El teórico reduce la complejidad de la vida en el residuo existencial de un argumento.

Al teórico (es ahora mi caso) le interesa el espectáculo de Olimpia más que los Juegos Olímpicos, y tanto observa una competición como toma nota de quiénes acuden a Olimpia a visitar el taller del escultor Fidias o a hacer publicidad de algún filósofo ausente o a reírse de todo ello, como el cínico Diógenes, que, al ver a unos jóvenes rodes vestidos muy elegantemente, se burló de ellos y les dijo: "Esto es vanidad". Y, cuando poco después, se encontró con algunos espartanos con túnicas mal hechas y sucias, añadió: "Esta es una clase distinta de vanidad". A Olimpia acudió finalmente el exhibicionista moral que sacrifica su vida vivida a la supuesta nobleza de su vida pensada. Fue el caso del filósofo Peregrino (95-165).

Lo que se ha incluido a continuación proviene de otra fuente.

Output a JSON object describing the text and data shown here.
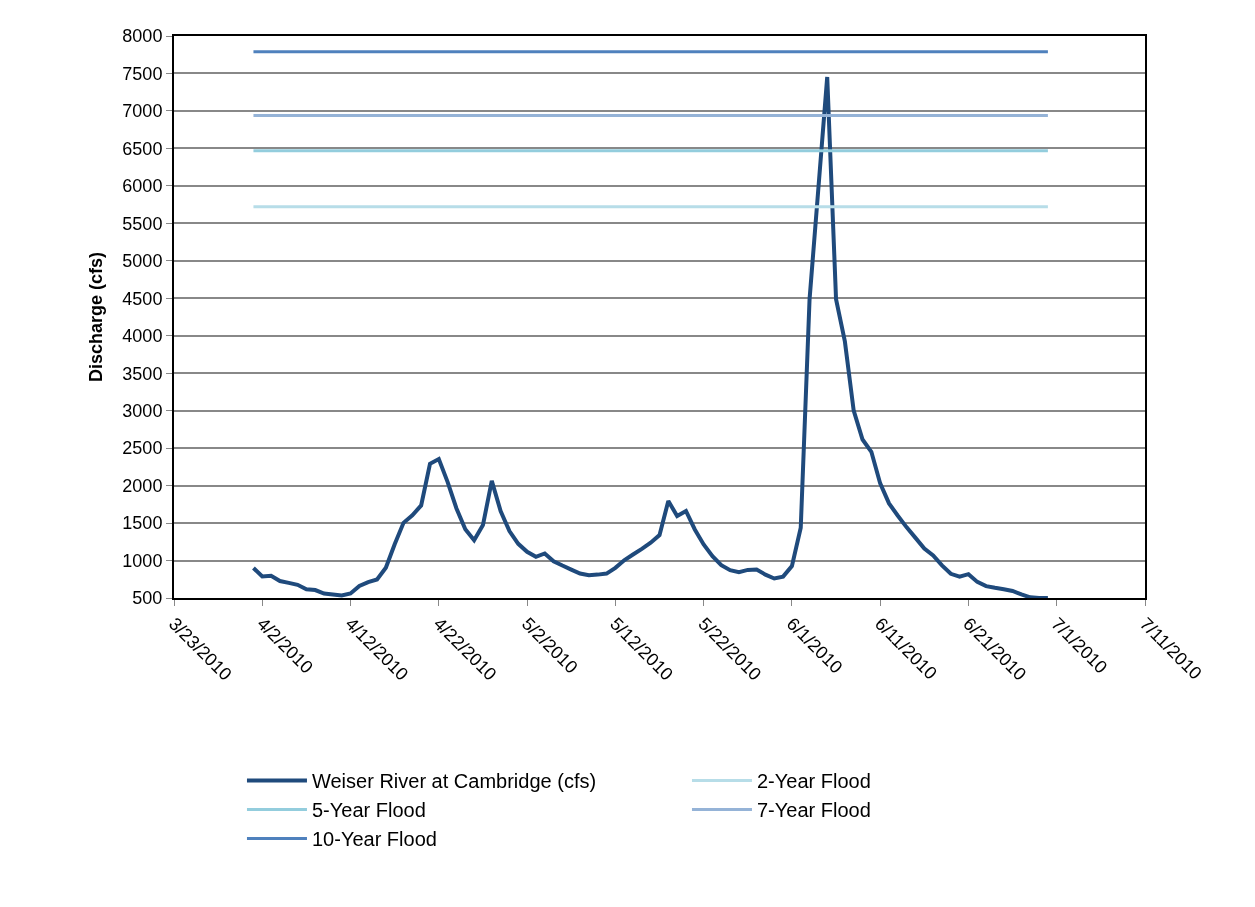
{
  "chart_data": {
    "type": "line",
    "ylabel": "Discharge (cfs)",
    "xlim": [
      "2010-03-23",
      "2010-07-11"
    ],
    "xticks": [
      {
        "value": "2010-03-23",
        "label": "3/23/2010"
      },
      {
        "value": "2010-04-02",
        "label": "4/2/2010"
      },
      {
        "value": "2010-04-12",
        "label": "4/12/2010"
      },
      {
        "value": "2010-04-22",
        "label": "4/22/2010"
      },
      {
        "value": "2010-05-02",
        "label": "5/2/2010"
      },
      {
        "value": "2010-05-12",
        "label": "5/12/2010"
      },
      {
        "value": "2010-05-22",
        "label": "5/22/2010"
      },
      {
        "value": "2010-06-01",
        "label": "6/1/2010"
      },
      {
        "value": "2010-06-11",
        "label": "6/11/2010"
      },
      {
        "value": "2010-06-21",
        "label": "6/21/2010"
      },
      {
        "value": "2010-07-01",
        "label": "7/1/2010"
      },
      {
        "value": "2010-07-11",
        "label": "7/11/2010"
      }
    ],
    "ylim": [
      500,
      8000
    ],
    "yticks": [
      500,
      1000,
      1500,
      2000,
      2500,
      3000,
      3500,
      4000,
      4500,
      5000,
      5500,
      6000,
      6500,
      7000,
      7500,
      8000
    ],
    "grid": "y",
    "legend": "bottom",
    "marker": "none",
    "line_style": "solid",
    "series": [
      {
        "name": "Weiser River at Cambridge (cfs)",
        "color": "#1f4a7c",
        "x": [
          "2010-04-01",
          "2010-04-02",
          "2010-04-03",
          "2010-04-04",
          "2010-04-05",
          "2010-04-06",
          "2010-04-07",
          "2010-04-08",
          "2010-04-09",
          "2010-04-10",
          "2010-04-11",
          "2010-04-12",
          "2010-04-13",
          "2010-04-14",
          "2010-04-15",
          "2010-04-16",
          "2010-04-17",
          "2010-04-18",
          "2010-04-19",
          "2010-04-20",
          "2010-04-21",
          "2010-04-22",
          "2010-04-23",
          "2010-04-24",
          "2010-04-25",
          "2010-04-26",
          "2010-04-27",
          "2010-04-28",
          "2010-04-29",
          "2010-04-30",
          "2010-05-01",
          "2010-05-02",
          "2010-05-03",
          "2010-05-04",
          "2010-05-05",
          "2010-05-06",
          "2010-05-07",
          "2010-05-08",
          "2010-05-09",
          "2010-05-10",
          "2010-05-11",
          "2010-05-12",
          "2010-05-13",
          "2010-05-14",
          "2010-05-15",
          "2010-05-16",
          "2010-05-17",
          "2010-05-18",
          "2010-05-19",
          "2010-05-20",
          "2010-05-21",
          "2010-05-22",
          "2010-05-23",
          "2010-05-24",
          "2010-05-25",
          "2010-05-26",
          "2010-05-27",
          "2010-05-28",
          "2010-05-29",
          "2010-05-30",
          "2010-05-31",
          "2010-06-01",
          "2010-06-02",
          "2010-06-03",
          "2010-06-04",
          "2010-06-05",
          "2010-06-06",
          "2010-06-07",
          "2010-06-08",
          "2010-06-09",
          "2010-06-10",
          "2010-06-11",
          "2010-06-12",
          "2010-06-13",
          "2010-06-14",
          "2010-06-15",
          "2010-06-16",
          "2010-06-17",
          "2010-06-18",
          "2010-06-19",
          "2010-06-20",
          "2010-06-21",
          "2010-06-22",
          "2010-06-23",
          "2010-06-24",
          "2010-06-25",
          "2010-06-26",
          "2010-06-27",
          "2010-06-28",
          "2010-06-29",
          "2010-06-30"
        ],
        "values": [
          900,
          787,
          797,
          727,
          702,
          676,
          616,
          606,
          560,
          548,
          535,
          560,
          661,
          712,
          747,
          903,
          1216,
          1503,
          1604,
          1735,
          2290,
          2355,
          2047,
          1695,
          1417,
          1270,
          1473,
          2063,
          1661,
          1393,
          1223,
          1116,
          1049,
          1094,
          991,
          933,
          879,
          826,
          804,
          812,
          826,
          902,
          1004,
          1080,
          1156,
          1237,
          1339,
          1795,
          1594,
          1661,
          1415,
          1214,
          1058,
          938,
          871,
          844,
          875,
          879,
          812,
          760,
          785,
          925,
          1438,
          4487,
          5970,
          7453,
          4487,
          3924,
          3000,
          2615,
          2451,
          2029,
          1762,
          1598,
          1443,
          1302,
          1161,
          1067,
          936,
          823,
          786,
          818,
          715,
          659,
          636,
          617,
          594,
          547,
          509,
          500,
          500
        ]
      },
      {
        "name": "2-Year Flood",
        "color": "#b7dde8",
        "x": [
          "2010-04-01",
          "2010-06-30"
        ],
        "values": [
          5720,
          5720
        ]
      },
      {
        "name": "5-Year Flood",
        "color": "#93cddd",
        "x": [
          "2010-04-01",
          "2010-06-30"
        ],
        "values": [
          6470,
          6470
        ]
      },
      {
        "name": "7-Year Flood",
        "color": "#95b3d7",
        "x": [
          "2010-04-01",
          "2010-06-30"
        ],
        "values": [
          6940,
          6940
        ]
      },
      {
        "name": "10-Year Flood",
        "color": "#4f81bd",
        "x": [
          "2010-04-01",
          "2010-06-30"
        ],
        "values": [
          7790,
          7790
        ]
      }
    ]
  }
}
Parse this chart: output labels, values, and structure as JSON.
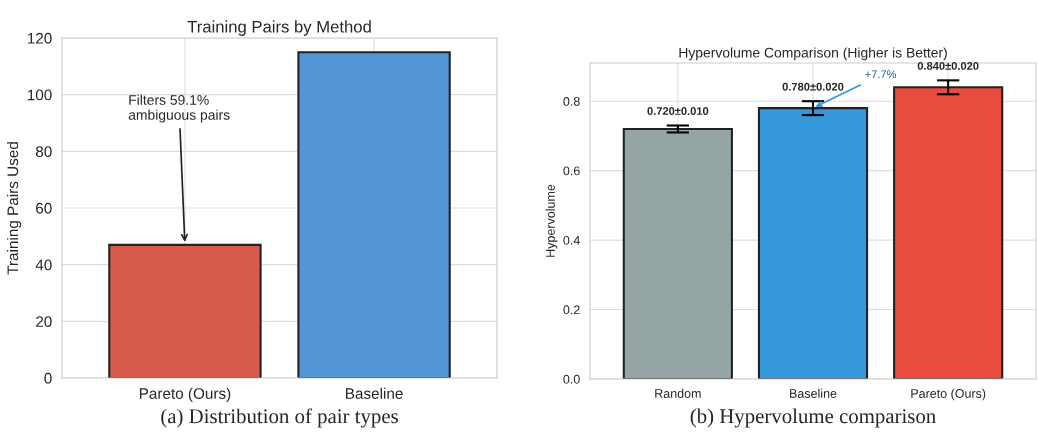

Peregrino empezó su formación filosófica en Palestina, donde se unió a la secta de los cristianos (seguidores, dice Luciano, su biógrafo, “del sofista crucificado”). Pasado un tiempo se dirigió a Egipto y se hizo cínico. Un día anunció su intención de poner punto y final a su vida consumiéndola en una pira al final de la Olimpiada del 165 dC. Él mismo agolpó un montón de madera argumentando que su pretensión era enseñar a los hombres a despreciar la vida y a no temer a la muerte. Días antes de la fecha escogida se cambió de nombre eligiendo el de Fénix, el ave que renace de las cenizas. El día fijado, cuando la luna ya se había elevado sobre el horizonte nocturno, vestido con la ropa típica de los cínicos (alforjas, manto humilde y bastón), se aproximó a la pira rodeado de sus seguidores, y llevaba como ellos una antorcha. Encendió la hoguera, se quitó las ropas, esparció incienso sobre las llamas y, pidiendo a sus dioses familiares que lo acogieran con bondad, se lanzó a la muerte.

El exhibicionismo moral es el juego de encajar en un gesto la vida pensada y la vida vivida, que las modernas Olimpiadas han convertido en espectáculo cotidiano.